Decir román
paladino es devolverle al idioma su cuna y su destino. «Román», porque
desciende del latín, de aquella lengua madre que Roma sembró por toda la
península. Y «paladino», porque es el habla clara, la palabra pública, la voz
que el pueblo entiende. No es un término de élite, ni un capricho de academias:
es la lengua llana, nacida no en
salones ni cancillerías, sino en plazas, caminos y hogares. Como escribió
Gonzalo de Berceo, aquel monje poeta del siglo XIII, ... es la lengua en que «el pueblo fabla a su vecino. ¿Cabe
mayor definición?
Decir román
paladino es también un acto de humildad y verdad. No presume de
imperios ni pretende imponer fronteras.
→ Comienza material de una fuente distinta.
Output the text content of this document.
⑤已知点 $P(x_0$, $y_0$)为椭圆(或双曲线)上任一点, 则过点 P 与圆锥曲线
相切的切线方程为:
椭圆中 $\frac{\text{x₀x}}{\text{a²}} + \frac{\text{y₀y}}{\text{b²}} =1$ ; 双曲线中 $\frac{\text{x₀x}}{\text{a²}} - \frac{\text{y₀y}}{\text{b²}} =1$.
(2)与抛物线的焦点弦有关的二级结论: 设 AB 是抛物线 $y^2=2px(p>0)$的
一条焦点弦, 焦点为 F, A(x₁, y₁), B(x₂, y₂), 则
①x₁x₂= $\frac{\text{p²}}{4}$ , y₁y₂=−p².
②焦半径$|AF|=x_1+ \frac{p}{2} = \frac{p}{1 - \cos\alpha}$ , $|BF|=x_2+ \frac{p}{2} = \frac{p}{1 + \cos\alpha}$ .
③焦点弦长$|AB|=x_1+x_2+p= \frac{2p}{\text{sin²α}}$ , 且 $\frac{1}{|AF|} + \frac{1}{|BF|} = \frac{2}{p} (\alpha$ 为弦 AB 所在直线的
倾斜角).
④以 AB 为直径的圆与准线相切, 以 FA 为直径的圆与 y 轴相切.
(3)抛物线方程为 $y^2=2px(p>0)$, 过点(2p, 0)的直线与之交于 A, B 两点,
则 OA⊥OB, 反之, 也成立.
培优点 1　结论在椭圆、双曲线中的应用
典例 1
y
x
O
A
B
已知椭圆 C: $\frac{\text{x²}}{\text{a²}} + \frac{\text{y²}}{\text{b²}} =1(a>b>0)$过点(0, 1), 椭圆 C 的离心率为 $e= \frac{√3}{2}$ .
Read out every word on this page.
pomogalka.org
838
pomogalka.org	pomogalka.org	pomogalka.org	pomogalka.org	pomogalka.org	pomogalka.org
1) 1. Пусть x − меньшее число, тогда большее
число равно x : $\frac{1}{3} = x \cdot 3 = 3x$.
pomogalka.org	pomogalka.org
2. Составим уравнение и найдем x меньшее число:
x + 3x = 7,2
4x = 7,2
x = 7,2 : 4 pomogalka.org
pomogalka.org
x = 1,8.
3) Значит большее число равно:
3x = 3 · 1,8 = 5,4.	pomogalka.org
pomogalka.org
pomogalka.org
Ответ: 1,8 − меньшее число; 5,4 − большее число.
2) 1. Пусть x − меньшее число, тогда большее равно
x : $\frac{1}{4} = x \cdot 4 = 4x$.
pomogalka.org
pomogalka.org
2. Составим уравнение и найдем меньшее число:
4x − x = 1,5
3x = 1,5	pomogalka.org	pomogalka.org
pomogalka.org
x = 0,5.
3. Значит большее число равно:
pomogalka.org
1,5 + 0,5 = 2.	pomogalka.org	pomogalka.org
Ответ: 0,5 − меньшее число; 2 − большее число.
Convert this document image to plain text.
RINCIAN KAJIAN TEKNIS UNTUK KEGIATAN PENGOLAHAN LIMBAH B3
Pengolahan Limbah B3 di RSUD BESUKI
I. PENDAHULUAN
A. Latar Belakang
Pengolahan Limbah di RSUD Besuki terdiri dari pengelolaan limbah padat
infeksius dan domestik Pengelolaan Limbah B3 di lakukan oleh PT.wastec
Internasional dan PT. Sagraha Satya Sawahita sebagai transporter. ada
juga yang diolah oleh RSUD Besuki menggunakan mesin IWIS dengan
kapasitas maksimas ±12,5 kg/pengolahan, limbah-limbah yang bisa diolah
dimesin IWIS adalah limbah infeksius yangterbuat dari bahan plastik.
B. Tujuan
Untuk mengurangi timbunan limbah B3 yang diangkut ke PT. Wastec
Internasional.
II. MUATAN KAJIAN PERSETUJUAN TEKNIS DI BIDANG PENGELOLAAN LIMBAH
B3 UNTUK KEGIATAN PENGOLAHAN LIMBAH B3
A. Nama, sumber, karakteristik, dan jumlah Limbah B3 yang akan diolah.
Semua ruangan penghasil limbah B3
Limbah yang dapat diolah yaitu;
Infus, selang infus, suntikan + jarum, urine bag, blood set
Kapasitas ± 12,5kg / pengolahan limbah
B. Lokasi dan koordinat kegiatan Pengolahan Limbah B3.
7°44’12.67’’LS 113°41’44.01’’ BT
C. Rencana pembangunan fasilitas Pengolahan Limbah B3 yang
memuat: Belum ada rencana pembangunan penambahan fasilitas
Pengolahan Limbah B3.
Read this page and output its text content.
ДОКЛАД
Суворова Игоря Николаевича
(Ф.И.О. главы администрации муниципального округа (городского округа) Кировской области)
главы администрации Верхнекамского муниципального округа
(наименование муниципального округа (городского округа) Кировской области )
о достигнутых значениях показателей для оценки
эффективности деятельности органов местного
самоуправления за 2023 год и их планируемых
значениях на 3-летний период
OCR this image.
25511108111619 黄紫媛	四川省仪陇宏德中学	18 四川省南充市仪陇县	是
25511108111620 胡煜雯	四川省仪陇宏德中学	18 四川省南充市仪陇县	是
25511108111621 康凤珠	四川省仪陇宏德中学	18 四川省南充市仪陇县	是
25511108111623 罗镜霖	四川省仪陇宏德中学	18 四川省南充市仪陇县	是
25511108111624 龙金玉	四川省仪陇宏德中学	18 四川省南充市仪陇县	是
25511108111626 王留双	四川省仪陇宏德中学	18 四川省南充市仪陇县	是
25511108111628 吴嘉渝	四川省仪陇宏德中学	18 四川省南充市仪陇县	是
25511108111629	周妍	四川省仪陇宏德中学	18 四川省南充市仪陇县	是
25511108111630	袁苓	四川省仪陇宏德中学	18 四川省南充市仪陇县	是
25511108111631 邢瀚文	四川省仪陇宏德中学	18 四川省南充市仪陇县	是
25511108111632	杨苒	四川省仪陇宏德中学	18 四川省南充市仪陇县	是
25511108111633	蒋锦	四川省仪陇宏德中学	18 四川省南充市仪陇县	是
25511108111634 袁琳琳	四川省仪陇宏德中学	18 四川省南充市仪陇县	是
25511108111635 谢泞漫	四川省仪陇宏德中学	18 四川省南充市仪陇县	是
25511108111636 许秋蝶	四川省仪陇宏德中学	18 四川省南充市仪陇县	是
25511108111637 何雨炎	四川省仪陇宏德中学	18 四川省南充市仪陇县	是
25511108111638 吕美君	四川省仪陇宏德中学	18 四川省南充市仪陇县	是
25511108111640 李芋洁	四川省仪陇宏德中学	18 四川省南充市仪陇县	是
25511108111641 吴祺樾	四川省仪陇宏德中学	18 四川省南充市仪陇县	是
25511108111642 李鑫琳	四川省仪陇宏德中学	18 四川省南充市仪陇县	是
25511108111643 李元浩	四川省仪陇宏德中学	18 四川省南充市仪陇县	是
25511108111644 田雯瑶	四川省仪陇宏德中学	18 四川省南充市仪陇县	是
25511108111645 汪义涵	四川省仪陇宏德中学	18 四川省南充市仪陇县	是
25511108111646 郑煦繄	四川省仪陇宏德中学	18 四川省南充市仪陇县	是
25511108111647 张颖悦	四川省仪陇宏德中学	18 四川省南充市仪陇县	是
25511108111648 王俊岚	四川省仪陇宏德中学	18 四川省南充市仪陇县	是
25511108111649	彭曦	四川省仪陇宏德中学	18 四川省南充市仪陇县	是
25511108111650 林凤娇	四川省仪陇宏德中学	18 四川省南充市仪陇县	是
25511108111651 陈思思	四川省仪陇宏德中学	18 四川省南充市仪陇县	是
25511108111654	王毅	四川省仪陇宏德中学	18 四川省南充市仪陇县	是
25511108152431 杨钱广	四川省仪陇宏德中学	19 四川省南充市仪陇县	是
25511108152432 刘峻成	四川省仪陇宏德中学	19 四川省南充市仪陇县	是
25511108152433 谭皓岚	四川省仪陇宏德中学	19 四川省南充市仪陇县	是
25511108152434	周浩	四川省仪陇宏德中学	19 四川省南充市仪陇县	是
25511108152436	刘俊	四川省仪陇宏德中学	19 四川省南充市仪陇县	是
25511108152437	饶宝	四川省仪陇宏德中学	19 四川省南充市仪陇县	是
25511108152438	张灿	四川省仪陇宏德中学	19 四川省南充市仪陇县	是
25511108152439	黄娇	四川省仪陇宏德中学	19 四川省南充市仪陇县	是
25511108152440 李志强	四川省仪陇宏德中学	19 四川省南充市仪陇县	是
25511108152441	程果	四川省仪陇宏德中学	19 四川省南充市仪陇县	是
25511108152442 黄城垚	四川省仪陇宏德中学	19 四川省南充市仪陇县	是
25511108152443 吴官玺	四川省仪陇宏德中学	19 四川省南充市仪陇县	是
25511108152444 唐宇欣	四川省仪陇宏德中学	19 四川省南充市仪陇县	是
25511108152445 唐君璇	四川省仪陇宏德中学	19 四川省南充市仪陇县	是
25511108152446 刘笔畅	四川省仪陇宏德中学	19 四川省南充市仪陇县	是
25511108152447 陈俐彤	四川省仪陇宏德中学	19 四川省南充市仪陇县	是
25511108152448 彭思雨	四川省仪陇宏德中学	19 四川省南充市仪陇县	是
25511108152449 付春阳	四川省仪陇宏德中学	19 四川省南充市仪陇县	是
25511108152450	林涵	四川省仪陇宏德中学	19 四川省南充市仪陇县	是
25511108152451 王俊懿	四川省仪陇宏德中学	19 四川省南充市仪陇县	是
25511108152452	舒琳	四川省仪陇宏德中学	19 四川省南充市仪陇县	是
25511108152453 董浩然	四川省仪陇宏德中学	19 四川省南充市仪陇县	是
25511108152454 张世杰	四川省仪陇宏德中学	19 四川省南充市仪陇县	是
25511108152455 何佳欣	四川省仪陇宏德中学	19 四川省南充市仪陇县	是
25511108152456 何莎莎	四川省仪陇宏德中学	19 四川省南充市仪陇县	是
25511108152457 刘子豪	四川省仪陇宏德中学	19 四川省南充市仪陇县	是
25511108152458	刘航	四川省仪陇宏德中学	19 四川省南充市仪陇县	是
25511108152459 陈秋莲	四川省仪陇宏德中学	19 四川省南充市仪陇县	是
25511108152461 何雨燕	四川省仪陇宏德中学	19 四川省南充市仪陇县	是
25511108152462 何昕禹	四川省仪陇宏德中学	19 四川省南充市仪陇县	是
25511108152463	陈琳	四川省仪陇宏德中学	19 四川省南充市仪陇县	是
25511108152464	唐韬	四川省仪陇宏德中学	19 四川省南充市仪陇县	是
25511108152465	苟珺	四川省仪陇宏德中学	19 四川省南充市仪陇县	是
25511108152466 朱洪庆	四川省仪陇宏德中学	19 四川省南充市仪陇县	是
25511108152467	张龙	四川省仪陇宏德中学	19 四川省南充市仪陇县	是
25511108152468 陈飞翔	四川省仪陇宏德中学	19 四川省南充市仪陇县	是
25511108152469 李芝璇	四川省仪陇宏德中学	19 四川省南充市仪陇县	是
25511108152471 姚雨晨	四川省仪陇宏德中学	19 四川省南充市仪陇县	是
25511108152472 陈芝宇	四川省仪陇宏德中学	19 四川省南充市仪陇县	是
No dice «castellano», como si encerrase
la pluralidad bajo un reino. No dice «español», como si su vida terminara en un
mapa. Román paladino es el idioma libre que ha cruzado mares, que ha crecido en
bocas africanas, americanas, filipinas y hasta en rincones del Asia. Es la
lengua de los sin nombre y de los grandes nombres, de Cervantes y de los
juglares, de los exiliados y de los niños.
Usar este nombre es también un acto de resistencia contra el envaramiento,
contra el lenguaje hueco y el discurso oscuro. Es elegir la claridad,
la franqueza, la palabra directa. En tiempos de eufemismo y retórica vacía, el román paladino sigue siendo el idioma
de los que nombran las cosas por su nombre, sin afectación, sin mentira.
Reivindico, pues, este nombre antiguo, no como
arqueología, sino como bandera. No se trata de borrar lo que hay, sino de recordar lo que somos. Porque el español
—llámese como se llame— será siempre, en lo mejor de sí, román paladino: lengua clara, lengua del
pueblo, lengua viva.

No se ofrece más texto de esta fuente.